The aim of this case study is to document and understand trends and socio-economic and geographic inequalities in maternal and newborn mortality and fertility in China over the last twenty years. The focus of this work will be on system inputs and outputs that have enabled progress towards universal access to basic and comprehensive obstetric care in health facilities, particularly for the rural poor and those living in remote areas, and the financing mechanisms that facilitated removal of financial barriers at the point of care.
Equity analyses, with a particular focus on Western China, will be critical. We will focus on delivering results for the poorest groups through the analysis of relevant data at national and sub-national levels that can be disaggregated by socio-economic groups and used to highlight disparities and actions required. Our analysis will focus on evidence from Western China where progress has been more recent and the socio-economic context may have more relevance for sub-Saharan Africa.
This case study will rely on the analysis of existing data, including (but not limited to):
- A document review of all policies relevant to MNH and fertility decline over the last twenty years (including the most recent health reforms);
- A review of the published literature on MNH and fertility changes in China;
- An analysis of time trends, causes and regional differences in maternal and newborn mortality, fertility and use of MNH services in China between 1996 and 2012;
- An analysis of possible adverse consequences of some MNH and fertility policies, including excessive caesarean sections and antenatal ultrasound scans and an increased sex ratio at birth;
- An analysis of the role of China’s facility-based birth strategy in the reduction of maternal mortality between 1996 and 2012 (as in reference 2 for neonatal mortality);
- An analysis of the relationship between health system inputs and outputs, contextual factors and maternal and neonatal mortality across all 3255 counties in China between 1996 and 2012.
The expected outcome of the various analyses will be a rigorous assessment of the evidence of what underpins China’s improvements in MNH and fertility decline, particularly among the poor; with a special focus on lessons that are relevant to sub-Saharan Africa.

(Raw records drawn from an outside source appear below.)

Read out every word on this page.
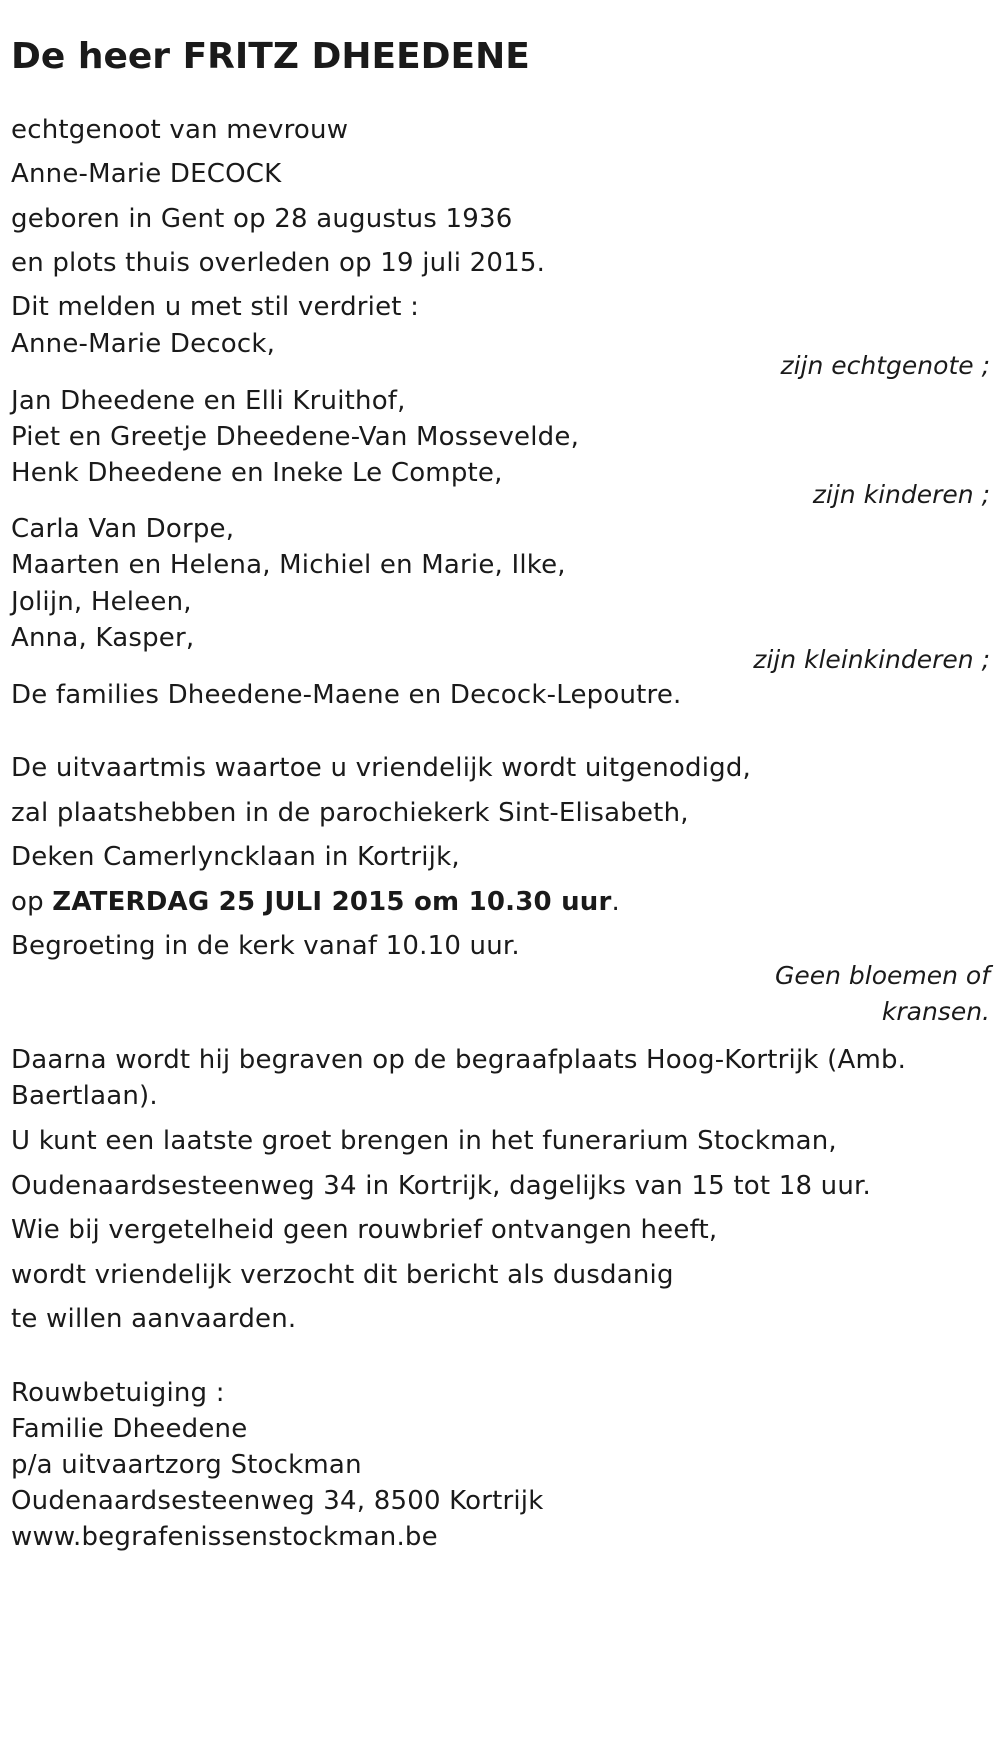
De heer FRITZ DHEEDENE
echtgenoot van mevrouw
Anne-Marie DECOCK
geboren in Gent op 28 augustus 1936
en plots thuis overleden op 19 juli 2015.
Dit melden u met stil verdriet :
Anne-Marie Decock,
zijn echtgenote ;
Jan Dheedene en Elli Kruithof,
Piet en Greetje Dheedene-Van Mossevelde,
Henk Dheedene en Ineke Le Compte,
zijn kinderen ;
Carla Van Dorpe,
Maarten en Helena, Michiel en Marie, Ilke,
Jolijn, Heleen,
Anna, Kasper,
zijn kleinkinderen ;
De families Dheedene-Maene en Decock-Lepoutre.
De uitvaartmis waartoe u vriendelijk wordt uitgenodigd,
zal plaatshebben in de parochiekerk Sint-Elisabeth,
Deken Camerlyncklaan in Kortrijk,
op ZATERDAG 25 JULI 2015 om 10.30 uur.
Begroeting in de kerk vanaf 10.10 uur.
Geen bloemen of
kransen.
Daarna wordt hij begraven op de begraafplaats Hoog-Kortrijk (Amb.
Baertlaan).
U kunt een laatste groet brengen in het funerarium Stockman,
Oudenaardsesteenweg 34 in Kortrijk, dagelijks van 15 tot 18 uur.
Wie bij vergetelheid geen rouwbrief ontvangen heeft,
wordt vriendelijk verzocht dit bericht als dusdanig
te willen aanvaarden.
Rouwbetuiging :
Familie Dheedene
p/a uitvaartzorg Stockman
Oudenaardsesteenweg 34, 8500 Kortrijk
www.begrafenissenstockman.be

The main institutions involved are the Schools of Public Health at Peking University and Sichuan University, and the London School of Hygiene and Tropical Medicine (Professor Carine Ronsmans and Timothy Powell-Jackson, a health economist). At Peking University, the project will be led by Qingyue Meng, Professor in Health Policy and Economics and Director of the School of Public Health (SPH), with co-investigators Yan Wang, Professor in Maternal and Child Health and Xing Lin Feng, Associate Professor in Health Policy. At Sichuan University the project will be led by Min Yang, Professor in Health Systems at the School of Public Health. We will also involve the Director of the Department of Maternal and Child Health at the Ministry of Health; and we have approached Dr. Shi Kun Zhang at the Department of Maternal and Child Health of the National Health and Family Planning Commission of the People’s Republic of China for an interest in this case study.